We've seen a glut of polls this week, most of them showing Obama and Romney in more or less of a dead heat. Is Romney experiencing something of a post-competitive-primaries bounce? Or are we looking at a neck-and-neck race the rest of the way?
Way too early to tell anything. The numbers most worth watching are the economic indicators, which are also unpredictable. What’s clear about the primary process is that Romney’s Republican primary adversaries did him a lot of damage. This week the Washington Post-ABC News poll found him with a 32 percent favorability rating — the lowest for any major-party nominee as far back as that poll has that data (1984). In the new Times-CBS News survey, Romney’s favorability number was even lower — 29 percent — even though it finds the horse race a dead heat.
Ann Romney has now said the iconic family dog Seamus “loved” being on the roof. That settle the issue for you?

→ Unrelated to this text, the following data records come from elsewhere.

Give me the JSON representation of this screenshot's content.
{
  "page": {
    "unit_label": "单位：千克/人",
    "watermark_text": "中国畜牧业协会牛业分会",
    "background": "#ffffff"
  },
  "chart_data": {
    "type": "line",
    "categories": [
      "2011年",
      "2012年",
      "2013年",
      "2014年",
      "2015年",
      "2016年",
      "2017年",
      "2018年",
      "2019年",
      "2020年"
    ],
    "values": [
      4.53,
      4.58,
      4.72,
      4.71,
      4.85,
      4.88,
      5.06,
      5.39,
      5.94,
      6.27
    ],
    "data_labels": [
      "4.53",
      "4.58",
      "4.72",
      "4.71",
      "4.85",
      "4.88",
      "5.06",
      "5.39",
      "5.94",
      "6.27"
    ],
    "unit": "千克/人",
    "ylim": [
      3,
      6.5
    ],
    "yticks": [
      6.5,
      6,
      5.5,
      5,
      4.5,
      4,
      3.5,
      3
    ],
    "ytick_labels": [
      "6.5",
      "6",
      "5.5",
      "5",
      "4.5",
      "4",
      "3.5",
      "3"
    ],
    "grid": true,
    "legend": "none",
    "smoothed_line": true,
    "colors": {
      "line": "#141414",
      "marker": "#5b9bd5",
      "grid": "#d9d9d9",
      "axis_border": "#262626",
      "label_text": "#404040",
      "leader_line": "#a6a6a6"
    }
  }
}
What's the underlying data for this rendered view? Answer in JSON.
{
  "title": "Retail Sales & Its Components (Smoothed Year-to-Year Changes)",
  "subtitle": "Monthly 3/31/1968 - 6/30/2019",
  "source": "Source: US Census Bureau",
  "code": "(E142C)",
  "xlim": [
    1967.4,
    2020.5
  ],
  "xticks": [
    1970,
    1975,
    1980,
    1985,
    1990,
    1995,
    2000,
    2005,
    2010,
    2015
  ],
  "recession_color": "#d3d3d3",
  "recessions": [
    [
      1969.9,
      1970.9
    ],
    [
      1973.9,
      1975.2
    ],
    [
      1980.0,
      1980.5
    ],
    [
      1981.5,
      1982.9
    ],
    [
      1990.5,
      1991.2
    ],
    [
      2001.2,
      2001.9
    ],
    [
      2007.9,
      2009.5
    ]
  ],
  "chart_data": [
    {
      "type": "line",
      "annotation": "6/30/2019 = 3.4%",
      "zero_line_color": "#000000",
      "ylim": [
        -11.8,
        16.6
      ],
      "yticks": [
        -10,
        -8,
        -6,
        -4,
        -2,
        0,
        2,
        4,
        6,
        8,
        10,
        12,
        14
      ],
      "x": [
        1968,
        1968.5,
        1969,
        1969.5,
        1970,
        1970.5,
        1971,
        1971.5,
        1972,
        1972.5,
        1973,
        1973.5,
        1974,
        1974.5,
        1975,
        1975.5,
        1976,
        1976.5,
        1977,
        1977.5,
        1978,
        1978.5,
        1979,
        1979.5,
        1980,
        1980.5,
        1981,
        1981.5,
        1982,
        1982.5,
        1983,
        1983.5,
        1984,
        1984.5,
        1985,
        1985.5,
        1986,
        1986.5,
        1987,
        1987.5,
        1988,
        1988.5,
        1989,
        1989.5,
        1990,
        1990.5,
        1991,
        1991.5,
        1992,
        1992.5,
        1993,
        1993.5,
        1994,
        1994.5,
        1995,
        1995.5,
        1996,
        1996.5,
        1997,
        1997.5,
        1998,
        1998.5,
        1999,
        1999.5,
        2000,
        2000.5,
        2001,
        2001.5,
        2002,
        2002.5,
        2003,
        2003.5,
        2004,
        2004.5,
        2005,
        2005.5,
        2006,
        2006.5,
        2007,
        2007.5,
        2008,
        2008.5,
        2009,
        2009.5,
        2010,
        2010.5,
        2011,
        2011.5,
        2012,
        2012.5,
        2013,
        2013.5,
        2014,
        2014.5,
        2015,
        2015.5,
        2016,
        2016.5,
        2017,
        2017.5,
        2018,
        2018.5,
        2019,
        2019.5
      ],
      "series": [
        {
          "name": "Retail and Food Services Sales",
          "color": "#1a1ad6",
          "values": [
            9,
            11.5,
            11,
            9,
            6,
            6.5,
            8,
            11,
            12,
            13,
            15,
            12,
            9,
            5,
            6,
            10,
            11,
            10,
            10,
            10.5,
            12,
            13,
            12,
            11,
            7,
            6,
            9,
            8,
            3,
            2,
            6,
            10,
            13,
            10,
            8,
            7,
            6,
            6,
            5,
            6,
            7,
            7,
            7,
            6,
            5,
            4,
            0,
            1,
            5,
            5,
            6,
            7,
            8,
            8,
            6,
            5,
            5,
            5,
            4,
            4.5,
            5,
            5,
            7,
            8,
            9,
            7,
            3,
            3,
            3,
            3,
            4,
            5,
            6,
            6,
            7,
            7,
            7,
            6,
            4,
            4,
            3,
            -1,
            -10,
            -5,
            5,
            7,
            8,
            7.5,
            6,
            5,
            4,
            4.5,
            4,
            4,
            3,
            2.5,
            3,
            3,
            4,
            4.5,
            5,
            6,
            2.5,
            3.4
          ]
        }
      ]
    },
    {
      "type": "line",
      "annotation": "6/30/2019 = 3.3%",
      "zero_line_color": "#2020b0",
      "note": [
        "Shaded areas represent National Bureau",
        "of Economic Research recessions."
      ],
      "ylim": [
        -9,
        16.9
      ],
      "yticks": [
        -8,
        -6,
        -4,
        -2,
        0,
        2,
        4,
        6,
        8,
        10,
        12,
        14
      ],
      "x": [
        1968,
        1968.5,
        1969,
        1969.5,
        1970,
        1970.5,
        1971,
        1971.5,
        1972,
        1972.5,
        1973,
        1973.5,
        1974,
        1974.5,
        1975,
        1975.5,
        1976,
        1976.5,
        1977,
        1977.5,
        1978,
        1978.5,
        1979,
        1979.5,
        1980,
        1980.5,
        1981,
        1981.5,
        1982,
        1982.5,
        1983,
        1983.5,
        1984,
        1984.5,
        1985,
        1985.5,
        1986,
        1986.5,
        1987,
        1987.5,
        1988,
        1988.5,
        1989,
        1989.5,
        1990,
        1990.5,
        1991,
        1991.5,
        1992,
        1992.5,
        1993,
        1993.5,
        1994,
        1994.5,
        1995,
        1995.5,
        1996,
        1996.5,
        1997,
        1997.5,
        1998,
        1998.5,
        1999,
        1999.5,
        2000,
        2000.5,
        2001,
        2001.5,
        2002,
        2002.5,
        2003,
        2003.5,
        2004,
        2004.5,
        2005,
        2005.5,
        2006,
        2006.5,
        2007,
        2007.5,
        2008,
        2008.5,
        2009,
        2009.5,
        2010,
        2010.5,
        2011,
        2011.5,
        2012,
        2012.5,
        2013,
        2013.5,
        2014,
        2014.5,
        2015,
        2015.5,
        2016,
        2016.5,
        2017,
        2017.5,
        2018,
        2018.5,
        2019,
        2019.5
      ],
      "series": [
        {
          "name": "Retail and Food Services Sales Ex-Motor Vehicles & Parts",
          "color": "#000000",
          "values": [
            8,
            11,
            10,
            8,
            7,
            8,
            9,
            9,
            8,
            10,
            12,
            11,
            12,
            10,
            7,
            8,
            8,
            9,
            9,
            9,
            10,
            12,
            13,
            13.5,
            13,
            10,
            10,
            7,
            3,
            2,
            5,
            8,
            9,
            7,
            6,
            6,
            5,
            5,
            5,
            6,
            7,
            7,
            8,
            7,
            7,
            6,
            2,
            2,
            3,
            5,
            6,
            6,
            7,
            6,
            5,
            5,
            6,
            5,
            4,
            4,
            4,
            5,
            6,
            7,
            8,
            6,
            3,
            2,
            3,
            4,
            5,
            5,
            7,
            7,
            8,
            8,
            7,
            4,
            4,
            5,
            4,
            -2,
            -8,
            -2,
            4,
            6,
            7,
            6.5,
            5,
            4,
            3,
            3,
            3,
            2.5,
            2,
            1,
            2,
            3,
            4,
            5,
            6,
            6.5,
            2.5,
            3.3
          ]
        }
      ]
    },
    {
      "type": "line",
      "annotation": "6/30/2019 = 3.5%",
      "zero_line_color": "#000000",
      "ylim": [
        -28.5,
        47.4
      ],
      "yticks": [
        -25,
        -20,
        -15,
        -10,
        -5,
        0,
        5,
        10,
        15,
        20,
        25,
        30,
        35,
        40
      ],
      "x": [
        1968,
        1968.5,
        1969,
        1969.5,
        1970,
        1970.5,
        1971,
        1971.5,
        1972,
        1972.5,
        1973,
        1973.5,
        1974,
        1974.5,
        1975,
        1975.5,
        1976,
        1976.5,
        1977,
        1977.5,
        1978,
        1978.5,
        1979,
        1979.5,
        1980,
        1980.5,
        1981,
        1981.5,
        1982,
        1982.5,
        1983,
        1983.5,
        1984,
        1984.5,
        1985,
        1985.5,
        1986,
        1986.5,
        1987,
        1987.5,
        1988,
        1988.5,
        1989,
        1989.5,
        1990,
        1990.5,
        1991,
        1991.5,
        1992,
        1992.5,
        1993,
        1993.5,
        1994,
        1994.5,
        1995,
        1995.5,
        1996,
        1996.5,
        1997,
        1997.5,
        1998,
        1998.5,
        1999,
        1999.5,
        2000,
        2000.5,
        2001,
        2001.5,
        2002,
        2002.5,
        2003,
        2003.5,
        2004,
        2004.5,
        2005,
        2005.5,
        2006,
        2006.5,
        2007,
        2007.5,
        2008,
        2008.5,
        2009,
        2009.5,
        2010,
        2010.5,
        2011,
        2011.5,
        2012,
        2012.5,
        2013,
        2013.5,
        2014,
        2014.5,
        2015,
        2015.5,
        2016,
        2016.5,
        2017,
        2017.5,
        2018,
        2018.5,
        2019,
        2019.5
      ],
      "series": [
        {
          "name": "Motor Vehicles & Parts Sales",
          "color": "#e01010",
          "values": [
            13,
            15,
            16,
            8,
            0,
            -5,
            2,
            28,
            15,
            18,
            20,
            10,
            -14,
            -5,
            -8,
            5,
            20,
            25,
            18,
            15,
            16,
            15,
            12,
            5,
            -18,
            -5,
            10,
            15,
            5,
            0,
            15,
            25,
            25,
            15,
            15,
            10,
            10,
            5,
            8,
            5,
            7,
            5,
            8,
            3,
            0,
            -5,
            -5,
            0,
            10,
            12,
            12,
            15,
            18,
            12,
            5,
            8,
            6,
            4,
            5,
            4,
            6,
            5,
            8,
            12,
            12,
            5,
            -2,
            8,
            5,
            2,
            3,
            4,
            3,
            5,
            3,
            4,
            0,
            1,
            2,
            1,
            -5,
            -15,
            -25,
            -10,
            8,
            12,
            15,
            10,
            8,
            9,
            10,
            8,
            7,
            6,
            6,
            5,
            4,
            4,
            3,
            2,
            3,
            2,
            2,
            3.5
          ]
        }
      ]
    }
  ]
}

Ann Romney should really retire the word “loved” from her vocabulary. She also helped end the Hilary Rosen flap by being overheard telling well-heeled Palm Beach donors that she “loved” Rosen’s insult so much (for its political uses) that she regarded it as an “early birthday present.” But to answer the question: Only Gail Collins can settle the dog-on-the-roof issue.
At Coachella last weekend, Snoop Dogg rapped onstage with a hologram of Tupac Shakur. Snoop and Dre announced a Tupac tour was in the works. Barack Obama and Mitt Romney could stump around the country with a hologram, who should each pick, and why?
They don’t need to resort to holograms. Obama can stump with Al Green, and Romney with Pat Boone.